When you have no outlet for your rage, all you can do is aim it inward. However, the more we learn about Basem, from his own tragic past — as a father whose son was given a lengthy sentence for protesting — to his secret entanglements with underground resistance movements, the more complicated this notion of effectively channeling emotions becomes. Elsewhere, an American diplomat (Stanley Townsend) and his wife (Andrea Irvine) visit Tel Aviv in the hopes of rescuing their son, an IDF soldier taken hostage by one of the aforementioned groups, who demand the release of a thousand Palestinian detainees in exchange for his freedom. These two stories, of fathers trying to liberate younger generations from the violence they face, work nicely in tandem, even though the Israeli half of the movie's drama verges on being overly explanatory.

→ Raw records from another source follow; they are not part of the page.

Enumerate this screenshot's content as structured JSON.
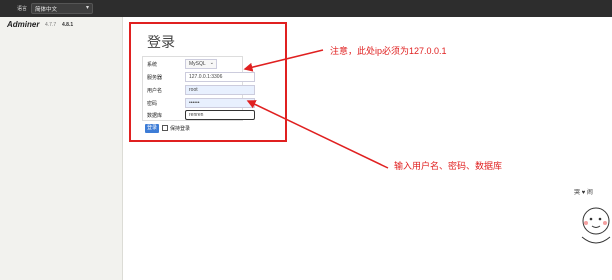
{
  "topbar": {
    "language_label": "语言",
    "language_value": "简体中文"
  },
  "sidebar": {
    "brand": "Adminer",
    "version": "4.7.7",
    "new_version": "4.8.1"
  },
  "login": {
    "title": "登录",
    "fields": {
      "system": {
        "label": "系统",
        "value": "MySQL"
      },
      "server": {
        "label": "服务器",
        "value": "127.0.0.1:3306"
      },
      "username": {
        "label": "用户名",
        "value": "root"
      },
      "password": {
        "label": "密码",
        "value": "••••••"
      },
      "database": {
        "label": "数据库",
        "value": "renren"
      }
    },
    "submit_label": "登录",
    "remember_label": "保持登录"
  },
  "annotations": {
    "note_server": "注意，此处ip必须为127.0.0.1",
    "note_inputs": "输入用户名、密码、数据库",
    "color": "#e02020"
  },
  "sticker": {
    "caption": "哭 ♥ 闹"
  }
}
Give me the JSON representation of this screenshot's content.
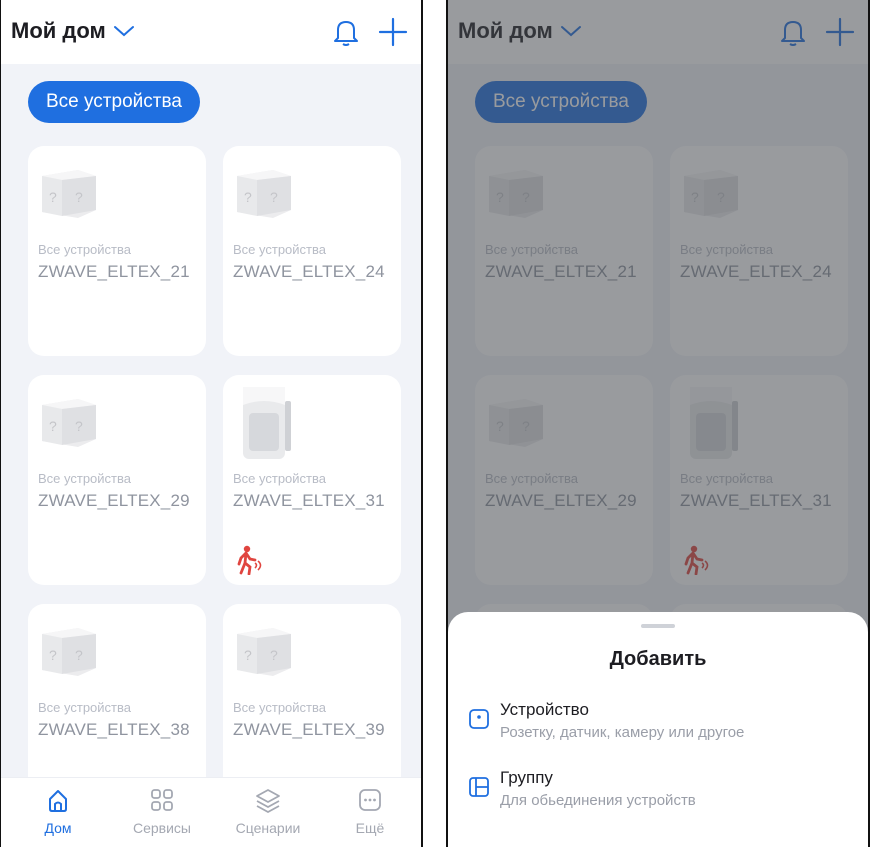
{
  "header": {
    "title": "Мой дом"
  },
  "filter_chip": "Все устройства",
  "cards": [
    {
      "category": "Все устройства",
      "name": "ZWAVE_ELTEX_21",
      "image": "unknown-device-cube",
      "motion": false
    },
    {
      "category": "Все устройства",
      "name": "ZWAVE_ELTEX_24",
      "image": "unknown-device-cube",
      "motion": false
    },
    {
      "category": "Все устройства",
      "name": "ZWAVE_ELTEX_29",
      "image": "unknown-device-cube",
      "motion": false
    },
    {
      "category": "Все устройства",
      "name": "ZWAVE_ELTEX_31",
      "image": "motion-sensor",
      "motion": true
    },
    {
      "category": "Все устройства",
      "name": "ZWAVE_ELTEX_38",
      "image": "unknown-device-cube",
      "motion": false
    },
    {
      "category": "Все устройства",
      "name": "ZWAVE_ELTEX_39",
      "image": "unknown-device-cube",
      "motion": false
    }
  ],
  "tabs": [
    {
      "label": "Дом",
      "icon": "home-icon",
      "active": true
    },
    {
      "label": "Сервисы",
      "icon": "services-grid-icon",
      "active": false
    },
    {
      "label": "Сценарии",
      "icon": "scenarios-layers-icon",
      "active": false
    },
    {
      "label": "Ещё",
      "icon": "more-dots-icon",
      "active": false
    }
  ],
  "sheet": {
    "title": "Добавить",
    "options": [
      {
        "title": "Устройство",
        "subtitle": "Розетку, датчик, камеру или другое",
        "icon": "device-icon"
      },
      {
        "title": "Группу",
        "subtitle": "Для обьединения устройств",
        "icon": "group-icon"
      }
    ]
  },
  "colors": {
    "accent": "#1f6fe0",
    "alert": "#e0453f",
    "background": "#f1f3f8"
  }
}
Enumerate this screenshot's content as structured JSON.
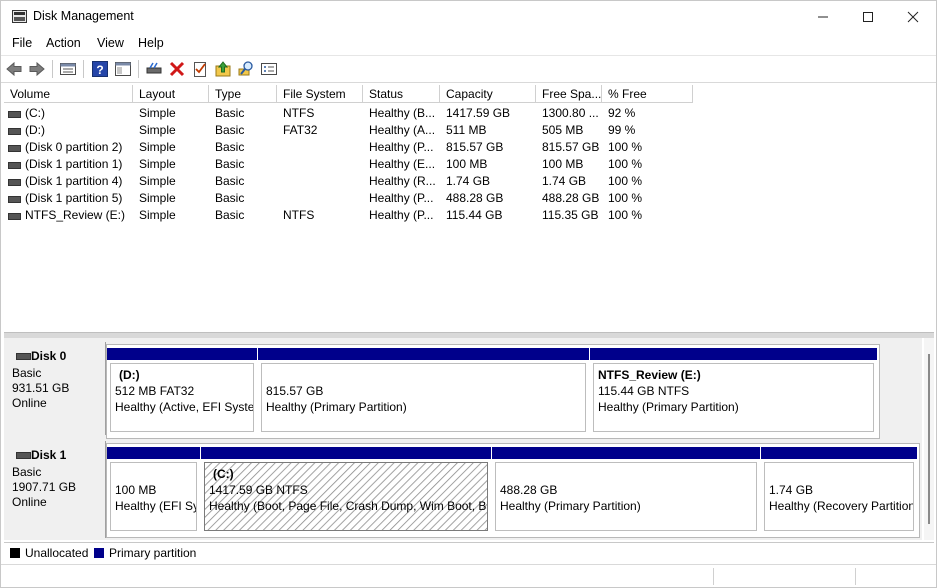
{
  "window": {
    "title": "Disk Management"
  },
  "menu": {
    "file": "File",
    "action": "Action",
    "view": "View",
    "help": "Help"
  },
  "columns": [
    "Volume",
    "Layout",
    "Type",
    "File System",
    "Status",
    "Capacity",
    "Free Spa...",
    "% Free"
  ],
  "volumes": [
    {
      "volume": "(C:)",
      "layout": "Simple",
      "type": "Basic",
      "fs": "NTFS",
      "status": "Healthy (B...",
      "capacity": "1417.59 GB",
      "free": "1300.80 ...",
      "pct": "92 %"
    },
    {
      "volume": "(D:)",
      "layout": "Simple",
      "type": "Basic",
      "fs": "FAT32",
      "status": "Healthy (A...",
      "capacity": "511 MB",
      "free": "505 MB",
      "pct": "99 %"
    },
    {
      "volume": "(Disk 0 partition 2)",
      "layout": "Simple",
      "type": "Basic",
      "fs": "",
      "status": "Healthy (P...",
      "capacity": "815.57 GB",
      "free": "815.57 GB",
      "pct": "100 %"
    },
    {
      "volume": "(Disk 1 partition 1)",
      "layout": "Simple",
      "type": "Basic",
      "fs": "",
      "status": "Healthy (E...",
      "capacity": "100 MB",
      "free": "100 MB",
      "pct": "100 %"
    },
    {
      "volume": "(Disk 1 partition 4)",
      "layout": "Simple",
      "type": "Basic",
      "fs": "",
      "status": "Healthy (R...",
      "capacity": "1.74 GB",
      "free": "1.74 GB",
      "pct": "100 %"
    },
    {
      "volume": "(Disk 1 partition 5)",
      "layout": "Simple",
      "type": "Basic",
      "fs": "",
      "status": "Healthy (P...",
      "capacity": "488.28 GB",
      "free": "488.28 GB",
      "pct": "100 %"
    },
    {
      "volume": "NTFS_Review  (E:)",
      "layout": "Simple",
      "type": "Basic",
      "fs": "NTFS",
      "status": "Healthy (P...",
      "capacity": "115.44 GB",
      "free": "115.35 GB",
      "pct": "100 %"
    }
  ],
  "disk0": {
    "name": "Disk 0",
    "type": "Basic",
    "size": "931.51 GB",
    "state": "Online",
    "partitions": [
      {
        "name": "(D:)",
        "size": "512 MB FAT32",
        "status": "Healthy (Active, EFI System"
      },
      {
        "name": "",
        "size": "815.57 GB",
        "status": "Healthy (Primary Partition)"
      },
      {
        "name": "NTFS_Review  (E:)",
        "size": "115.44 GB NTFS",
        "status": "Healthy (Primary Partition)"
      }
    ]
  },
  "disk1": {
    "name": "Disk 1",
    "type": "Basic",
    "size": "1907.71 GB",
    "state": "Online",
    "partitions": [
      {
        "name": "",
        "size": "100 MB",
        "status": "Healthy (EFI Sy"
      },
      {
        "name": "(C:)",
        "size": "1417.59 GB NTFS",
        "status": "Healthy (Boot, Page File, Crash Dump, Wim Boot, Ba"
      },
      {
        "name": "",
        "size": "488.28 GB",
        "status": "Healthy (Primary Partition)"
      },
      {
        "name": "",
        "size": "1.74 GB",
        "status": "Healthy (Recovery Partition"
      }
    ]
  },
  "legend": {
    "unallocated": "Unallocated",
    "primary": "Primary partition"
  },
  "colors": {
    "primary": "#00008b",
    "unallocated": "#000000"
  },
  "icons": [
    "back-arrow-icon",
    "forward-arrow-icon",
    "properties-icon",
    "help-icon",
    "show-pane-icon",
    "connect-icon",
    "delete-icon",
    "checklist-icon",
    "import-icon",
    "search-disk-icon",
    "console-icon"
  ]
}
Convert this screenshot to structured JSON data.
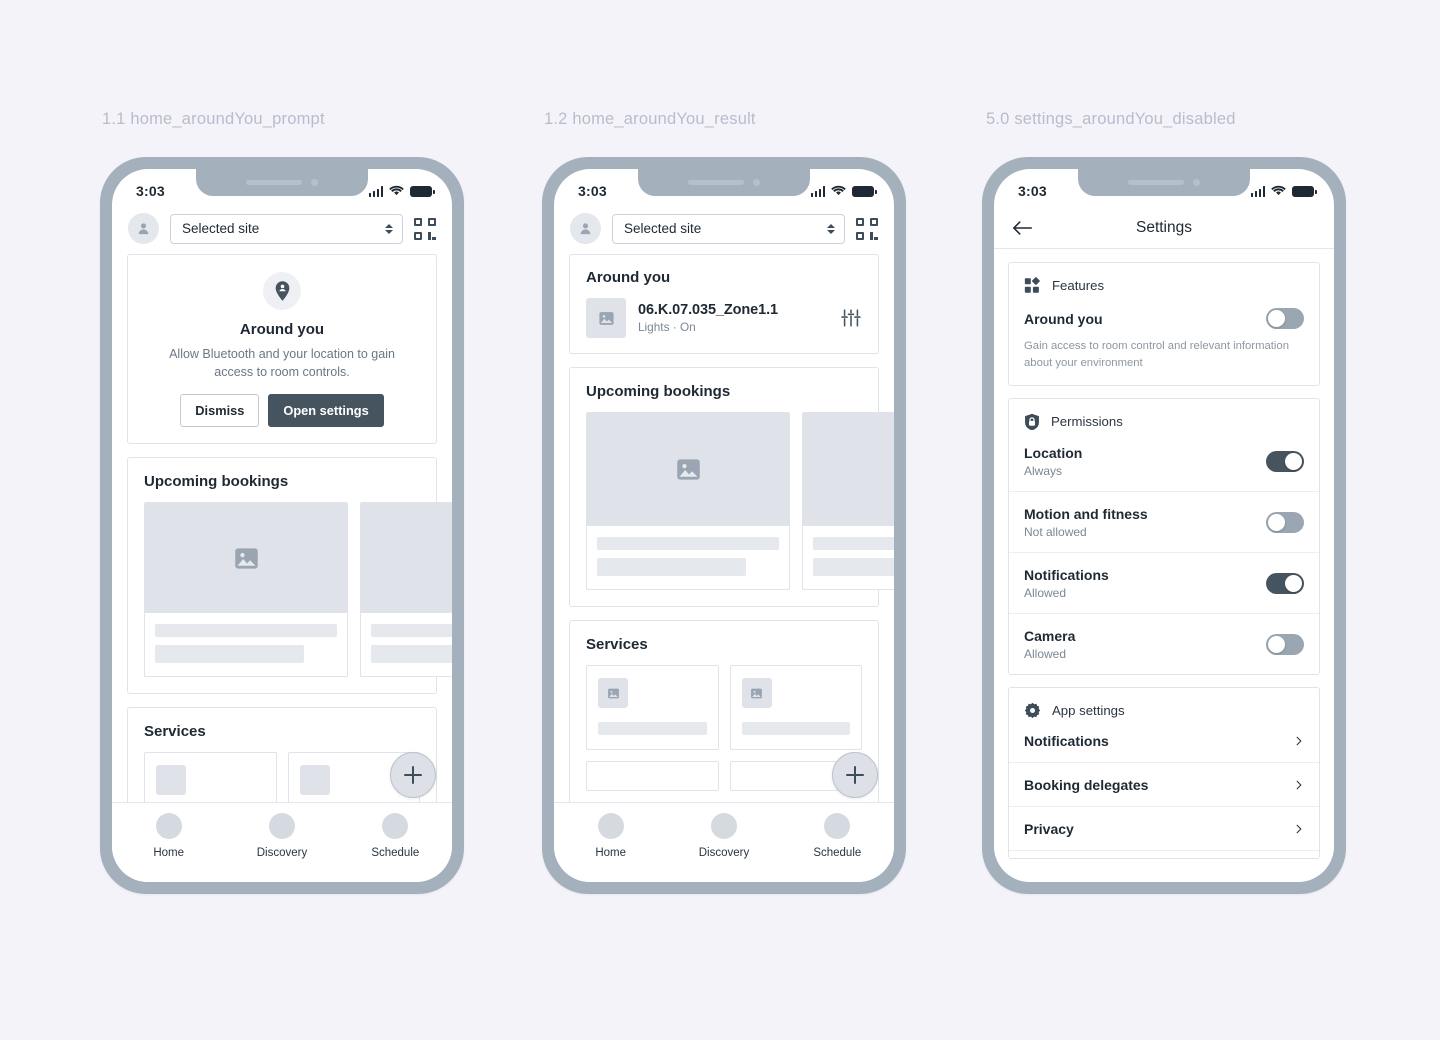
{
  "canvas": {
    "background": "#f3f3f9",
    "frame_color": "#a4b0bc"
  },
  "screens": [
    {
      "caption": "1.1 home_aroundYou_prompt",
      "statusbar": {
        "time": "3:03"
      },
      "topbar": {
        "site_value": "Selected site",
        "avatar_icon": "person-icon",
        "qr_icon": "qr-code-icon"
      },
      "prompt": {
        "icon": "location-pin-person-icon",
        "title": "Around you",
        "description": "Allow Bluetooth and your location to gain access to room controls.",
        "dismiss_label": "Dismiss",
        "open_settings_label": "Open settings"
      },
      "bookings": {
        "title": "Upcoming bookings"
      },
      "services": {
        "title": "Services"
      },
      "fab": {
        "icon": "plus-icon"
      },
      "tabs": [
        {
          "label": "Home"
        },
        {
          "label": "Discovery"
        },
        {
          "label": "Schedule"
        }
      ]
    },
    {
      "caption": "1.2 home_aroundYou_result",
      "statusbar": {
        "time": "3:03"
      },
      "topbar": {
        "site_value": "Selected site",
        "avatar_icon": "person-icon",
        "qr_icon": "qr-code-icon"
      },
      "around": {
        "title": "Around you",
        "item_name": "06.K.07.035_Zone1.1",
        "item_sub": "Lights · On",
        "control_icon": "sliders-icon",
        "thumb_icon": "image-placeholder-icon"
      },
      "bookings": {
        "title": "Upcoming bookings"
      },
      "services": {
        "title": "Services"
      },
      "fab": {
        "icon": "plus-icon"
      },
      "tabs": [
        {
          "label": "Home"
        },
        {
          "label": "Discovery"
        },
        {
          "label": "Schedule"
        }
      ]
    },
    {
      "caption": "5.0 settings_aroundYou_disabled",
      "statusbar": {
        "time": "3:03"
      },
      "nav": {
        "title": "Settings",
        "back_icon": "arrow-left-icon"
      },
      "sections": [
        {
          "icon": "features-grid-icon",
          "label": "Features",
          "rows": [
            {
              "name": "Around you",
              "sub": "",
              "description": "Gain access to room control and relevant information about your environment",
              "toggle": "off"
            }
          ]
        },
        {
          "icon": "permissions-lock-icon",
          "label": "Permissions",
          "rows": [
            {
              "name": "Location",
              "sub": "Always",
              "toggle": "on"
            },
            {
              "name": "Motion and fitness",
              "sub": "Not allowed",
              "toggle": "off"
            },
            {
              "name": "Notifications",
              "sub": "Allowed",
              "toggle": "on"
            },
            {
              "name": "Camera",
              "sub": "Allowed",
              "toggle": "off"
            }
          ]
        },
        {
          "icon": "gear-icon",
          "label": "App settings",
          "rows": [
            {
              "name": "Notifications",
              "chevron": "chevron-right-icon"
            },
            {
              "name": "Booking delegates",
              "chevron": "chevron-right-icon"
            },
            {
              "name": "Privacy",
              "chevron": "chevron-right-icon"
            }
          ]
        }
      ]
    }
  ]
}
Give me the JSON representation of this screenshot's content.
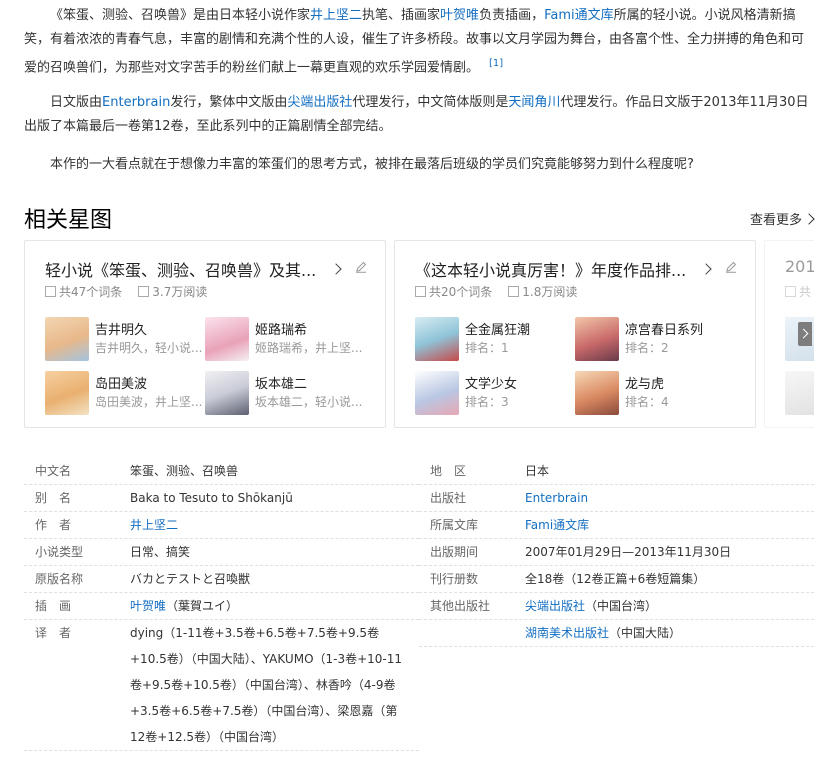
{
  "intro": {
    "p1": {
      "t1": "《笨蛋、测验、召唤兽》是由日本轻小说作家",
      "author": "井上坚二",
      "t2": "执笔、插画家",
      "illustrator": "叶贺唯",
      "t3": "负责插画，",
      "library": "Fami通文库",
      "t4": "所属的轻小说。小说风格清新搞笑，有着浓浓的青春气息，丰富的剧情和充满个性的人设，催生了许多桥段。故事以文月学园为舞台，由各富个性、全力拼搏的角色和可爱的召唤兽们，为那些对文字苦手的粉丝们献上一幕更直观的欢乐学园爱情剧。",
      "ref": "[1]"
    },
    "p2": {
      "t1": "日文版由",
      "publisher_jp": "Enterbrain",
      "t2": "发行，繁体中文版由",
      "publisher_tw": "尖端出版社",
      "t3": "代理发行，中文简体版则是",
      "publisher_cn": "天闻角川",
      "t4": "代理发行。作品日文版于2013年11月30日出版了本篇最后一卷第12卷，至此系列中的正篇剧情全部完结。"
    },
    "p3": "本作的一大看点就在于想像力丰富的笨蛋们的思考方式，被排在最落后班级的学员们究竟能够努力到什么程度呢?"
  },
  "related": {
    "title": "相关星图",
    "see_more": "查看更多",
    "cards": [
      {
        "title": "轻小说《笨蛋、测验、召唤兽》及其...",
        "entries": "共47个词条",
        "views": "3.7万阅读",
        "items": [
          {
            "name": "吉井明久",
            "sub": "吉井明久，轻小说...",
            "color": "#e8b88a"
          },
          {
            "name": "姬路瑞希",
            "sub": "姬路瑞希，井上坚...",
            "color": "#e9a2b8"
          },
          {
            "name": "岛田美波",
            "sub": "岛田美波，井上坚...",
            "color": "#e9b070"
          },
          {
            "name": "坂本雄二",
            "sub": "坂本雄二，轻小说...",
            "color": "#c9cbd6"
          }
        ]
      },
      {
        "title": "《这本轻小说真厉害！》年度作品排...",
        "entries": "共20个词条",
        "views": "1.8万阅读",
        "items": [
          {
            "name": "全金属狂潮",
            "sub": "排名：1",
            "color": "#8fc4d8"
          },
          {
            "name": "凉宫春日系列",
            "sub": "排名：2",
            "color": "#c96a6a"
          },
          {
            "name": "文学少女",
            "sub": "排名：3",
            "color": "#b9c7e3"
          },
          {
            "name": "龙与虎",
            "sub": "排名：4",
            "color": "#d98a62"
          }
        ]
      },
      {
        "title": "201",
        "entries": "共",
        "views": "",
        "items": []
      }
    ]
  },
  "info_left": [
    {
      "label": "中文名",
      "value": "笨蛋、测验、召唤兽"
    },
    {
      "label": "别　名",
      "value": "Baka to Tesuto to Shōkanjū"
    },
    {
      "label": "作　者",
      "value": "井上坚二",
      "link": true
    },
    {
      "label": "小说类型",
      "value": "日常、搞笑"
    },
    {
      "label": "原版名称",
      "value": "バカとテストと召喚獣"
    },
    {
      "label": "插　画",
      "value_link": "叶贺唯",
      "value_rest": "（葉賀ユイ）"
    },
    {
      "label": "译　者",
      "value": "dying（1-11卷+3.5卷+6.5卷+7.5卷+9.5卷+10.5卷）（中国大陆）、YAKUMO（1-3卷+10-11卷+9.5卷+10.5卷）（中国台湾）、林香吟（4-9卷+3.5卷+6.5卷+7.5卷）（中国台湾）、梁恩嘉（第12卷+12.5卷）（中国台湾）"
    }
  ],
  "info_right": [
    {
      "label": "地　区",
      "value": "日本"
    },
    {
      "label": "出版社",
      "value": "Enterbrain",
      "link": true
    },
    {
      "label": "所属文库",
      "value": "Fami通文库",
      "link": true
    },
    {
      "label": "出版期间",
      "value": "2007年01月29日—2013年11月30日"
    },
    {
      "label": "刊行册数",
      "value": "全18卷（12卷正篇+6卷短篇集）"
    },
    {
      "label": "其他出版社",
      "value_link": "尖端出版社",
      "value_rest": "（中国台湾）"
    },
    {
      "label": "",
      "value_link": "湖南美术出版社",
      "value_rest": "（中国大陆）"
    }
  ]
}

This prisoner scenario echoes the real story of IDF soldier Gilad Shalit — who was set free in exchange for 1,027 Palestinians — an imbalance of personal and cultural value which Nabulsi attempts to investigate. Unfortunately, the question of how much worth is placed on an Israeli life versus a Palestinian one is answered mostly in words, and thus, in too direct (and perhaps too didactic) a fashion, when so much of the movie's drama could have grounded it emotionally. After all, 'The Teacher' depicts the horrors and indignities people are forced to accept just go on living, but the aforementioned calculus isn't allowed to play out with the same visceral realizations as other instances — like the unavoidable, bureaucratic destruction of Adam's home.
Much of what's depicted in 'The Teacher,' from homes being bulldozed to destructive attacks from settlers, also unfolded around the production, according to Nabulsi. The film, therefore, comes imbued with a charged sense of verisimilitude, thanks in no small part to its performers' keen ability to not sit with mounting pressures, but to silently convey the ensuing possibilities, and even impossibilities, often without words. What the characters can or cannot do in response, and the catharsis they're prevented from attaining, are both key parts of their story, and of life in the West Bank at large — a reality Nabulsi conveys in stark, realistic hues, despite her first-feature growing pains.